Das Verhältniſs zwischen Rohzucker und Grünsyrup (ohne Decke) ist ein
auſserordentlich günstiges, da der Unterschied im Quotienten 96,3 bis 68,3 = 28,0
Proc. ein so bedeutender ist, wie er wohl selten in einer anderen Fabrik übertroffen
wird. Es deutet dieser Umstand auf ein sehr kräftiges Korn, leichte Krystallisation
der Füllmasse, so daſs der Schwerpunkt der Reinigung hierin zu suchen ist (vgl. 1876
220 190).
Der Hauptvortheil bei Benutzung der Phosphorsäure liegt in der verhältniſsmäſsig
starken Abscheidung der Arabinsäure, desjenigen Körpers, welcher auf die
Melassenbildung den gröſsten Einfluſs ausübt. Im Ganzen ist nach der Analyse eine
Verbesserung von ungefähr 1 Proc. im Quotienten durch die Zugabe dieser Säure
erzielt worden, und wenn man annimmt, daſs ein Theil Nichtzucker zwei Theile
Rohzucker an der Krystallisation hindert, so sind hiermit die Kosten reichlich
gedeckt. Bei der Entscheidung der Frage, ob dieser günstige Erfolg nicht durch eine
abermalige Saturation mit billigeren Mitteln zu erreichen wäre, ist zu
berücksichtigen, daſs beim Durchlaufen der Säfte durch die Filterpressen nach der
Saturation stets kohlensaurer Kalk gelöst wird, welcher bei der zweiten Saturation
nicht wieder entfernt werden kann, da Kohlensäure hieraus löslichen doppelt
kohlensauren Kalk bildete; durch die Phosphorsäure wird aber der kohlensaure Kalk
zersetzt und Kalk abgeschieden. In diesem wesentlichen Punkte ist also die Anwendung
der Phosphorsäure der doppelten Saturation vorzuziehen.
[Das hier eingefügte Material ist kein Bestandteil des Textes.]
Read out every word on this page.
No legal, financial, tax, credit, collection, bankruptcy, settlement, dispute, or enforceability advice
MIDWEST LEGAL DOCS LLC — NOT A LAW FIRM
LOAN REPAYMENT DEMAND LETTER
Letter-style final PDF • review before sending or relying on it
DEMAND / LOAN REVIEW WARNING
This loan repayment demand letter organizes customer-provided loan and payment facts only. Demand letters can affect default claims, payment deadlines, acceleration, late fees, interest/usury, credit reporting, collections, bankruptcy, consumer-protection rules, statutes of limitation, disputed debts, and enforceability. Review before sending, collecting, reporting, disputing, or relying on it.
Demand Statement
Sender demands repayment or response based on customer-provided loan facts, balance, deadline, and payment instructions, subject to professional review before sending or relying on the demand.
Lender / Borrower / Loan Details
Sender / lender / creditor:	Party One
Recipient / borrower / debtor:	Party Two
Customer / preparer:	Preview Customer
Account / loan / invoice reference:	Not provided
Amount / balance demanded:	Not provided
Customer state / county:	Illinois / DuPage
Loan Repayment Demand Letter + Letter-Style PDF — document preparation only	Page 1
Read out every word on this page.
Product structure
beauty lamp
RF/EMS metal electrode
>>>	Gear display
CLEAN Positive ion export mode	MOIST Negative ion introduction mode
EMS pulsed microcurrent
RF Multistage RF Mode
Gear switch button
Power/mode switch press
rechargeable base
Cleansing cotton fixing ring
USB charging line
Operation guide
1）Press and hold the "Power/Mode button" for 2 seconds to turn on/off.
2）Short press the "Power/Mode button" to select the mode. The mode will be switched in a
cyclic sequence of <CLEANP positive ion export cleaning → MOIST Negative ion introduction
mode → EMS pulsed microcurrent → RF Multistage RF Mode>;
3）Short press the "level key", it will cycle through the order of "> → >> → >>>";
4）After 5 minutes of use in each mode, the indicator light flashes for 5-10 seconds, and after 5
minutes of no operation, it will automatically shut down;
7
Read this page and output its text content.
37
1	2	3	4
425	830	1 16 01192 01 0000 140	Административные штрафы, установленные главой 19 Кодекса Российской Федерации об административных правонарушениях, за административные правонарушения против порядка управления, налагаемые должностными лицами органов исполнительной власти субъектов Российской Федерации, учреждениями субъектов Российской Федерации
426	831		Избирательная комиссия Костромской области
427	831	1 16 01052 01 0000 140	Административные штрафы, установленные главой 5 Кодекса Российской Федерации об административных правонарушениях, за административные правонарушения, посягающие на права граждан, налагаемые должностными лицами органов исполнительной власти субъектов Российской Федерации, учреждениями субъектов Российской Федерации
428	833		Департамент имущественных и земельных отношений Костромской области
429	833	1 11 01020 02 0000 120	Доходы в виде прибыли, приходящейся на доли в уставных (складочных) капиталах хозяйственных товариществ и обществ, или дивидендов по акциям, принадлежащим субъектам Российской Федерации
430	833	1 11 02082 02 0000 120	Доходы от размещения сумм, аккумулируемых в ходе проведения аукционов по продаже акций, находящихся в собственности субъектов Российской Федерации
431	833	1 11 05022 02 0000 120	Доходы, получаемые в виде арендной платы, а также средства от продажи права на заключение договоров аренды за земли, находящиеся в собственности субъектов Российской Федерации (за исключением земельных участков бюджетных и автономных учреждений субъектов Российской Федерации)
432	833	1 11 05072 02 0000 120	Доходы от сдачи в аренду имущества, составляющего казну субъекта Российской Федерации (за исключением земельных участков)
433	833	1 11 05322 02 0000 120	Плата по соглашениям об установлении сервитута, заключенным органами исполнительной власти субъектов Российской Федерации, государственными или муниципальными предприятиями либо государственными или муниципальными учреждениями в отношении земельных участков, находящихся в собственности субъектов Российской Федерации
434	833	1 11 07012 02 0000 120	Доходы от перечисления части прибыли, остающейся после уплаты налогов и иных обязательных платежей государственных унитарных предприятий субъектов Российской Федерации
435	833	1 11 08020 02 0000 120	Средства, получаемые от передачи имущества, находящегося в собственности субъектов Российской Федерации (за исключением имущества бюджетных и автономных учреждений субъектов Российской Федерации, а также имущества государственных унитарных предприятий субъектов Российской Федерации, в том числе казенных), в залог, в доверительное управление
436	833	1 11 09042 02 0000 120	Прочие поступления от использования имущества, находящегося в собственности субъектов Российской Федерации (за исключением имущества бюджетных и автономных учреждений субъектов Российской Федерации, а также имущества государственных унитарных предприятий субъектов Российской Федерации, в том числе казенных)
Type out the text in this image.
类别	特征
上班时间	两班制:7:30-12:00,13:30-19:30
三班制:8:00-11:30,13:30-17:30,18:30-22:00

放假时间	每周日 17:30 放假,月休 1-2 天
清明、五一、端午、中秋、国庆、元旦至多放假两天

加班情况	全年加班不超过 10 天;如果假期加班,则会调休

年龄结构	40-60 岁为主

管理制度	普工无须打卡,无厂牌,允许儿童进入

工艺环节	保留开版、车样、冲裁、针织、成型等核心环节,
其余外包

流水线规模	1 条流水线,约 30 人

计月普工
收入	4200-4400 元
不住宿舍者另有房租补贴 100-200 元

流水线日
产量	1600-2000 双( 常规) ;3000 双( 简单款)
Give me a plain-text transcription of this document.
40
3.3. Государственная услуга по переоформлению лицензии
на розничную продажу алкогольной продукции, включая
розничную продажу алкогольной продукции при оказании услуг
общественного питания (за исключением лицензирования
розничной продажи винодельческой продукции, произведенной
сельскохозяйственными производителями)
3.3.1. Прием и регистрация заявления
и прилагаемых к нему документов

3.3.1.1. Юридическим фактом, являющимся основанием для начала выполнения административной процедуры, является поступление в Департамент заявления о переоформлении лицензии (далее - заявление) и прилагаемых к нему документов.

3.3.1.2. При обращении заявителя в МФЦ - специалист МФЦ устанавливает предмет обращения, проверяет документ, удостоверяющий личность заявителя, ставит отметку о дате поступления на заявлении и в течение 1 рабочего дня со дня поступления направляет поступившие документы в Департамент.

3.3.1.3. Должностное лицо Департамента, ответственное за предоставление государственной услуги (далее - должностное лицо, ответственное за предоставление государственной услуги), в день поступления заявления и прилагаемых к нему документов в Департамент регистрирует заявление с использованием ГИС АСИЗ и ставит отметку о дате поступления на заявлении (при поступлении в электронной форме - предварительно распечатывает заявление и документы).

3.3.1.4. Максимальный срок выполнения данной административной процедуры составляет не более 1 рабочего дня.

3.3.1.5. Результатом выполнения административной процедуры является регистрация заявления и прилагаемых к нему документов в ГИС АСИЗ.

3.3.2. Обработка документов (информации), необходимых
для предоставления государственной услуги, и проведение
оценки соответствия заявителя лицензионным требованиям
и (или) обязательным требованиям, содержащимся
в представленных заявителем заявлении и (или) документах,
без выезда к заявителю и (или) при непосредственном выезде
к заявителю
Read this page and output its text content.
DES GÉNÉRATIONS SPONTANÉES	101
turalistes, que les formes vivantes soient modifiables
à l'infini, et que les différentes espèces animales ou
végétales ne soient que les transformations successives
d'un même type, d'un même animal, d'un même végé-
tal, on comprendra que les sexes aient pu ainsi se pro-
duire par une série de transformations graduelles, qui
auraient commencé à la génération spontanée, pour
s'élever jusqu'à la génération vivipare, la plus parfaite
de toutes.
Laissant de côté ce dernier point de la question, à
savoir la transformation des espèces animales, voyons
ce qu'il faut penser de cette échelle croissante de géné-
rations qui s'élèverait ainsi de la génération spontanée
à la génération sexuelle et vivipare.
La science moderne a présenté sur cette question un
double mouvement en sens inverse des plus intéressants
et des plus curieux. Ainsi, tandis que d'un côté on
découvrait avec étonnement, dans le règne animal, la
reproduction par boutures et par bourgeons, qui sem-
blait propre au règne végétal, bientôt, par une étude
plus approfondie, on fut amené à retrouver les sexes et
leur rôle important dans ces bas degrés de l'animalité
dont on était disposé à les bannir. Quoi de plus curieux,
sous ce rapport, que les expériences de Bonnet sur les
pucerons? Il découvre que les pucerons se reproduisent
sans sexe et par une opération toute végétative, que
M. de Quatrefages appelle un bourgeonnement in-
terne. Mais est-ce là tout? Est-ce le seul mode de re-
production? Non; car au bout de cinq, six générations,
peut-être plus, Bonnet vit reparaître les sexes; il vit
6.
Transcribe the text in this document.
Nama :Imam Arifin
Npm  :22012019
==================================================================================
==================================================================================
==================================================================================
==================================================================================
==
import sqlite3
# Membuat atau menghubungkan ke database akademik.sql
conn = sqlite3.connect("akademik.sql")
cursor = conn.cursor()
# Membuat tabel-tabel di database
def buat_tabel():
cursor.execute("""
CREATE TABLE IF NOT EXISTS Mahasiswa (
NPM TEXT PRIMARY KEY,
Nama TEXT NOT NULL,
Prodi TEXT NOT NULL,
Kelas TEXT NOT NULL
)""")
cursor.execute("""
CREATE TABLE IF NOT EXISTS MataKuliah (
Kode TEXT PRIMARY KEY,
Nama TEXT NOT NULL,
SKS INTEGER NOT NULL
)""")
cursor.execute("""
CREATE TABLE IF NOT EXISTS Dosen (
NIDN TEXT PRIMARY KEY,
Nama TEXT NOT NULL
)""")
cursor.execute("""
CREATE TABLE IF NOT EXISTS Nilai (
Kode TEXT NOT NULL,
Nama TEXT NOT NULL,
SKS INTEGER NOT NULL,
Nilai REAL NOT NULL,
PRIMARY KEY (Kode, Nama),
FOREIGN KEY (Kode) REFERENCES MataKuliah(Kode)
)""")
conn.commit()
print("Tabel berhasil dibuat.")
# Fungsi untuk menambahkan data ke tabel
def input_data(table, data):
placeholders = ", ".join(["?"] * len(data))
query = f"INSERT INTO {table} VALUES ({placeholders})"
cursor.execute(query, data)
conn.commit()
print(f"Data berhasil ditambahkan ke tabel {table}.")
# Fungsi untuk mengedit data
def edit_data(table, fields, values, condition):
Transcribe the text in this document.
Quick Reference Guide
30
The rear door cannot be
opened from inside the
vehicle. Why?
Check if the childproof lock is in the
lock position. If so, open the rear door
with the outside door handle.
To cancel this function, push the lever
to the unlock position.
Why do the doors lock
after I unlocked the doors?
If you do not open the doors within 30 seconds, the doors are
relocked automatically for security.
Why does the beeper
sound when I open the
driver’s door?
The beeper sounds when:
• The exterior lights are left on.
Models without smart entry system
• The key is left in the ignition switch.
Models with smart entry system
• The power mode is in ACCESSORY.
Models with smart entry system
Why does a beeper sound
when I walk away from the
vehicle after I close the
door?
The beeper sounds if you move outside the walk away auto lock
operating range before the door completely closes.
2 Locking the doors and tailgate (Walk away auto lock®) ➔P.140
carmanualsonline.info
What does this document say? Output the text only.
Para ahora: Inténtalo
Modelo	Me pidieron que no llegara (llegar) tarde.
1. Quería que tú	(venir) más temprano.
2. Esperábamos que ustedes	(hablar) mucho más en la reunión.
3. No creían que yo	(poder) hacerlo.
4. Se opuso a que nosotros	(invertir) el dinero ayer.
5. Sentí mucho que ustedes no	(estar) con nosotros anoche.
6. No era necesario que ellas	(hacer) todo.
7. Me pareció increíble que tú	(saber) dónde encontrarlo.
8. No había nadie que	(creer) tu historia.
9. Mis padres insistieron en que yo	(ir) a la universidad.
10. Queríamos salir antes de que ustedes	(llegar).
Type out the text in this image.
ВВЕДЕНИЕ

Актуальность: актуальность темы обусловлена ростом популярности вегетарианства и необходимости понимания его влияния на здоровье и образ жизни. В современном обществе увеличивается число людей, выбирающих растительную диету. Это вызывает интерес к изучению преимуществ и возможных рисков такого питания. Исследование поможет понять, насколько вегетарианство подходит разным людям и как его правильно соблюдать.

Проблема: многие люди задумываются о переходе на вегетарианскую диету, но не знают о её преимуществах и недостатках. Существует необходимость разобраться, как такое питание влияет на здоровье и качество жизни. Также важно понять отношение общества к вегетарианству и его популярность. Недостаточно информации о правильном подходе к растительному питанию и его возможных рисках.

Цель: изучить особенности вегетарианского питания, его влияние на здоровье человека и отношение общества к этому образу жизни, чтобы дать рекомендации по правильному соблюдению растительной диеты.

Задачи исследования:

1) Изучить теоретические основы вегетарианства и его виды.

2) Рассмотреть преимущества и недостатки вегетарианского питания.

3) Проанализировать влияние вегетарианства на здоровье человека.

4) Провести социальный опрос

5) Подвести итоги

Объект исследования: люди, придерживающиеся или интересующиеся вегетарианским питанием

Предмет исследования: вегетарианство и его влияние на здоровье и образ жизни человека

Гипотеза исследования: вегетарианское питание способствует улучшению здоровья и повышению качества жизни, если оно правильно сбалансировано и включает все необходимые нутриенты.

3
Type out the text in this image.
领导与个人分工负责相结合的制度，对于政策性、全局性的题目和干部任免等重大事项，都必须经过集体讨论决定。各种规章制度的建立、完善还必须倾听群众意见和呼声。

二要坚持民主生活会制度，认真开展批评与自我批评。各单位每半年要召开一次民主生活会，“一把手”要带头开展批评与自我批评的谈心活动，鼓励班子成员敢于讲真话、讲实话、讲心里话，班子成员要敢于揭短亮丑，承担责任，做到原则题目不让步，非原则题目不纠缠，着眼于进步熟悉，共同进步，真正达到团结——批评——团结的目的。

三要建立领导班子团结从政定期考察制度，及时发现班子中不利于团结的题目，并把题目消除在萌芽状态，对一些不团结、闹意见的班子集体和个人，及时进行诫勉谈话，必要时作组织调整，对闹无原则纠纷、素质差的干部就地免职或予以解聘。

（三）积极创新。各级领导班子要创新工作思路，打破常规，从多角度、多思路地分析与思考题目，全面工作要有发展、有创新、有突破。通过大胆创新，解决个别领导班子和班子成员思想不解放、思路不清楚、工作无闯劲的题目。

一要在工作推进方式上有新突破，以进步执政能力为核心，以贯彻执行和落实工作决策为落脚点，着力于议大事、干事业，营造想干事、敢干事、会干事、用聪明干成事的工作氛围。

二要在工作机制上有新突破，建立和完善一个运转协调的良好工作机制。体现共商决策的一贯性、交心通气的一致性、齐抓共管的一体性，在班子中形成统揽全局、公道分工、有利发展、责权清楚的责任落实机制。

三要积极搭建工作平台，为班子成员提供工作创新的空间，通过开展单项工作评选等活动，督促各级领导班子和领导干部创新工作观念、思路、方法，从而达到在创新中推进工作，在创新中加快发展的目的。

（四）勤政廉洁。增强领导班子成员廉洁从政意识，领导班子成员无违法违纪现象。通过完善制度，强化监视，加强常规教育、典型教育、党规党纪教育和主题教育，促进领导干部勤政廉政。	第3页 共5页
Die doppelte Saturation hat einen weiteren wunden Punkt, nämlich das leichte
Uebersaturiren des Saftes. Man hilft sich zwar dadurch, daſs man Kalk zuvor zusetzt;
doch ist damit die Gefahr nicht ganz gehoben, da der übersaturirte Saft doppelt
kohlensauren Kalk gelöst enthält, welcher ein schweres Kochen der Säfte bewirkt und
das Spodium durch Abscheidung von Kalkcarbonat sehr stark verunreinigt. Durch Zugabe
von Phosphorsäure wird jedenfalls das Kalkcarbonat vor dem Filtriren entfernt und
das Spodium kommt viel ausreichender und besser zur Wirkung in Bezug auf die
Entfernung der Nichtzuckerbestandtheile. Hierin liegt der Schwerpunkt bei Anwendung
dieser Säure, denn derselbe Erfolg kann durch die zweite Saturation niemals in so
ausgiebigem Maſse erzielt werden.
A. v. Wachtel hat bereits früher (vgl. 1880 237 150) auf die Löslichkeit des arabinsauren Kalkes
hingewiesen, welcher bei der Scheidung entsteht und durch spätere Operationen nicht mehr entfernt
werden kann. Die Anwendung eines Ueberschusses von Kalk ist also vom chemischen
Standpunkte aus nicht vortheilhaft; dagegen tritt dann die mechanische Wirkung mehr
in den Vordergrund und ist sogar bei der heutigen Durchführung in der Praxis die
Hauptsache. Die mechanische Wirkung der Saturation wird, falls einmal ein
Kalküberschuſs angewendet wurde, um so gröſser sein, je mehr dieser Ueberschuſs
beträgt. Durch Versuche, welche zur Feststellung der Grenze, von welcher an ein
Ueberschuſs von Kalk angewendet wird, durchgeführt sind, läſst sich nachweisen, daſs
die zur Scheidung und Saturation nothwendige Kalkmenge auſserordentlich gering ist.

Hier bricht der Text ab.